Almost two in five Universal Credit claimants will lose £52 a week a new report has found, adding to growing calls for a rethink of the Government’s flagship welfare programme.
An analysis by the Policy in Practice consultancy seen by the Observer, found struggling homeowners, working single parents and the disabled will be the hardest hit unless urgent action is taken in the next budget.
Universal Credit has been rolled out in a few areas but full implementation is due next year.
Chancellor Philip Hammond has already been warned that the Government faces a “significant” revolt by Tory MPs if he can’t find extra money for the new benefits system.
Around 30 Conservative MPs have concerns about the flagship welfare reform, which Work and Pensions Secretary Esther McVey has acknowledged could leave some claimants worse off.
Tory MP Heidi Allen said “significant numbers of colleagues on my side of the House are saying this isn’t right and are coming together to say the Chancellor needs to look at this again”.

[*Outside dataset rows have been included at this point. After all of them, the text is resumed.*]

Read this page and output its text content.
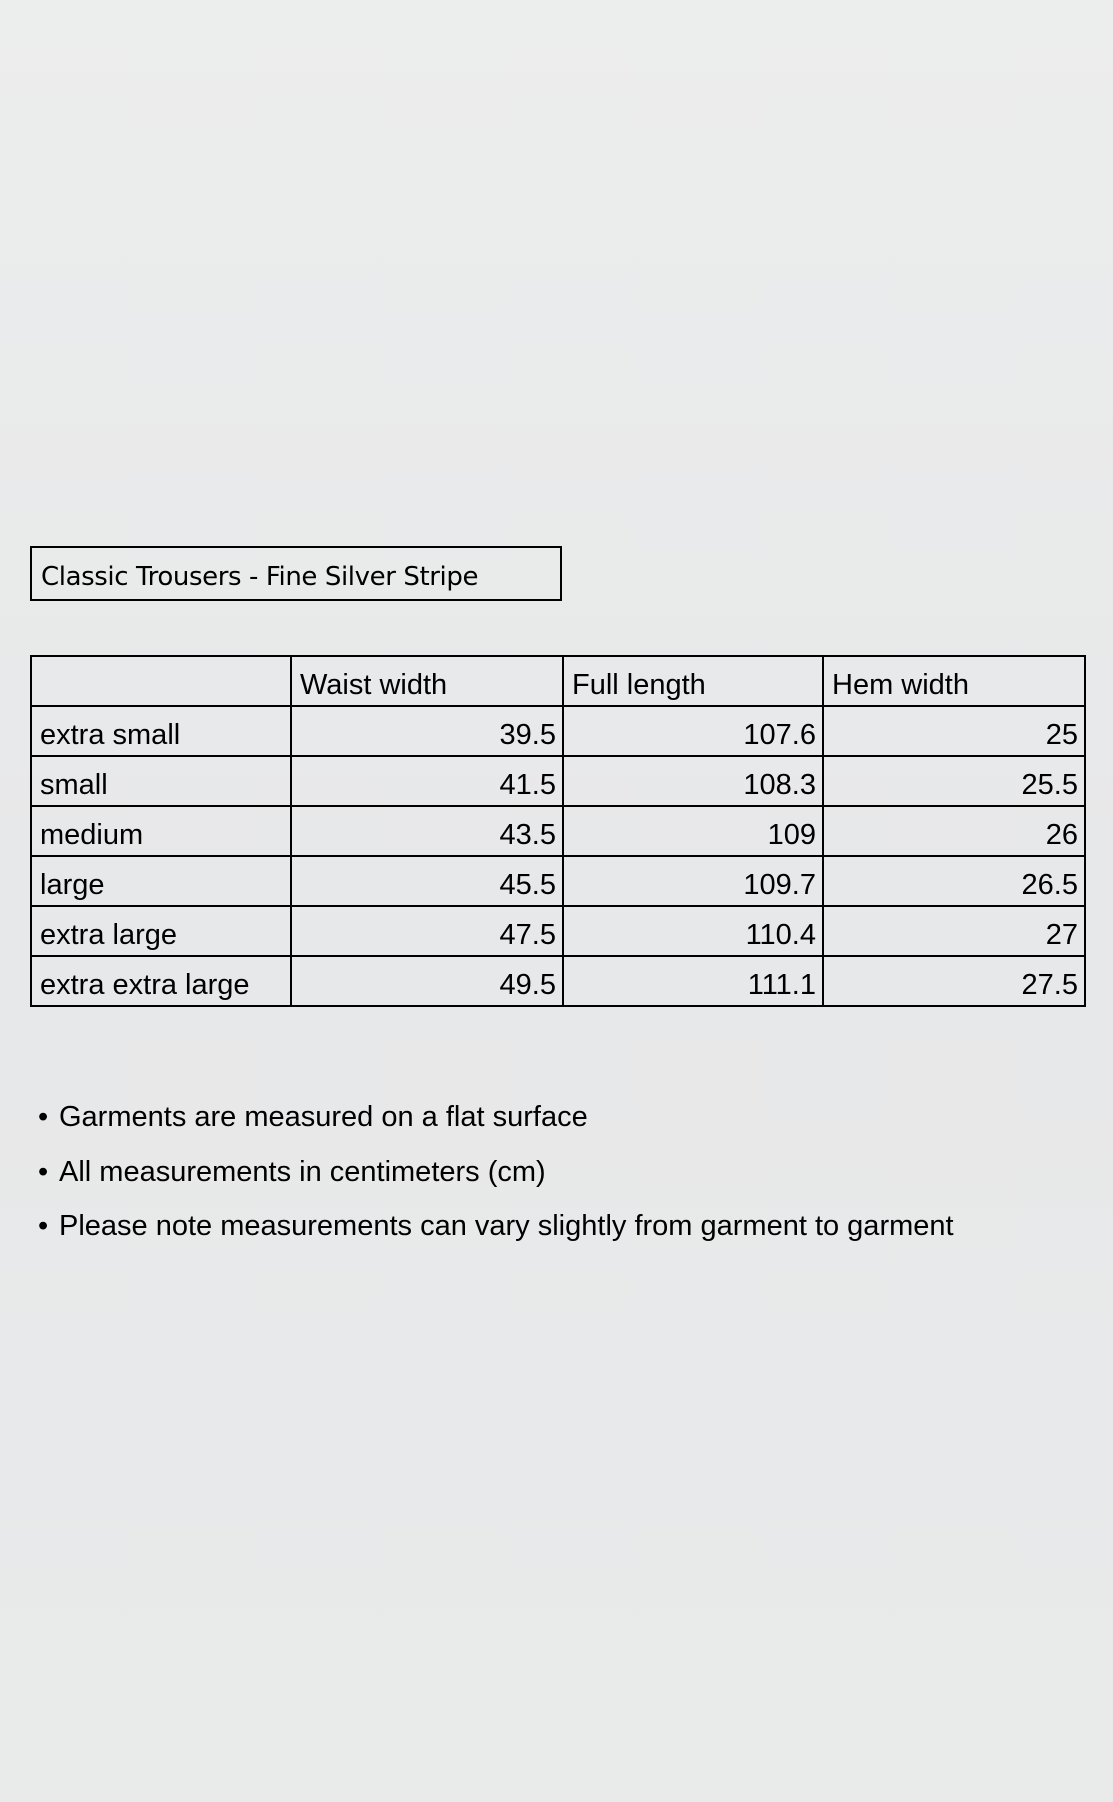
Classic Trousers - Fine Silver Stripe
	Waist width	Full length	Hem width
extra small	39.5	107.6	25
small	41.5	108.3	25.5
medium	43.5	109	26
large	45.5	109.7	26.5
extra large	47.5	110.4	27
extra extra large	49.5	111.1	27.5
• Garments are measured on a flat surface
• All measurements in centimeters (cm)
• Please note measurements can vary slightly from garment to garment
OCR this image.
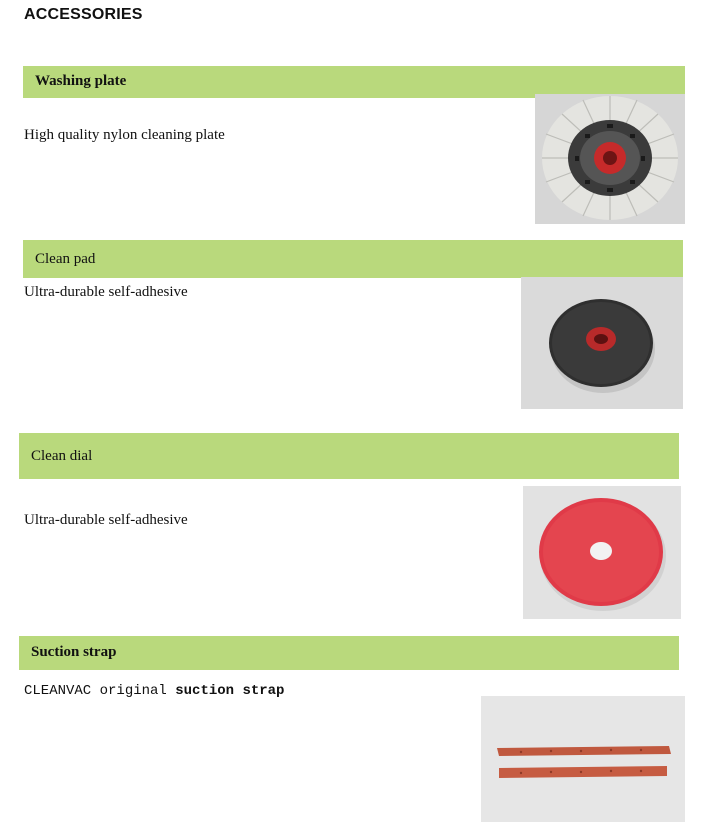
ACCESSORIES
Washing plate
High quality nylon cleaning plate
Clean pad
Ultra-durable self-adhesive
Clean dial
Ultra-durable self-adhesive
Suction strap
CLEANVAC original suction strap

The MP, a member of the Commons Work and Pensions Committee, said the number of fellow Tories with concerns was “approaching 30 now”.
On Sunday, Tory Party Vice Chairman, James Cleverly, told Sky News’ Ridge on Sunday: “Any benefits system is going to be complicated, it’s going to be expensive and it’s going to be something that needs to be delicately handled. That is a universal truth about all benefits situations.
“The benefits regime that we had before Universal Credit was cumbersome, it was complicated, it was Byzantine, it encouraged almost errors… disincentivising work, it was not a good system.
“Universal Credit is an infinitely better system but, and the point that Iain [Duncan Smith] made, it needs to be well-resourced.”
The architect of the new system, former work and pensions secretary Iain Duncan Smith, said an additional £2 billion must be pumped into UC to make it operate as planned.
Allen told BBC Radio 4’s Today: “The two worst affected groups, and those that we should target financially, are single-parent families and second earners in families with children.
“To fix both of those would cost around £2 billion. I would argue that one of the ways of funding that – we have managed migration planned for next year, when we move all claimants across from the old benefits system, and the Government has put about £3 billion aside to protect those that would lose as a consequence of that.
“So if we boost the system before we get there, we can essentially save some of that £3 billion later down the line.”
On Thursday, McVey declined to confirm or deny reports she had told Cabinet colleagues that some claimants would lose out to the tune of £200 a month.
But challenged over a think-tank estimate that three million people will be about £1,800 a year worse-off due to the move to UC, McVey told the BBC: “I have said we made tough decisions and some people will be worse off.”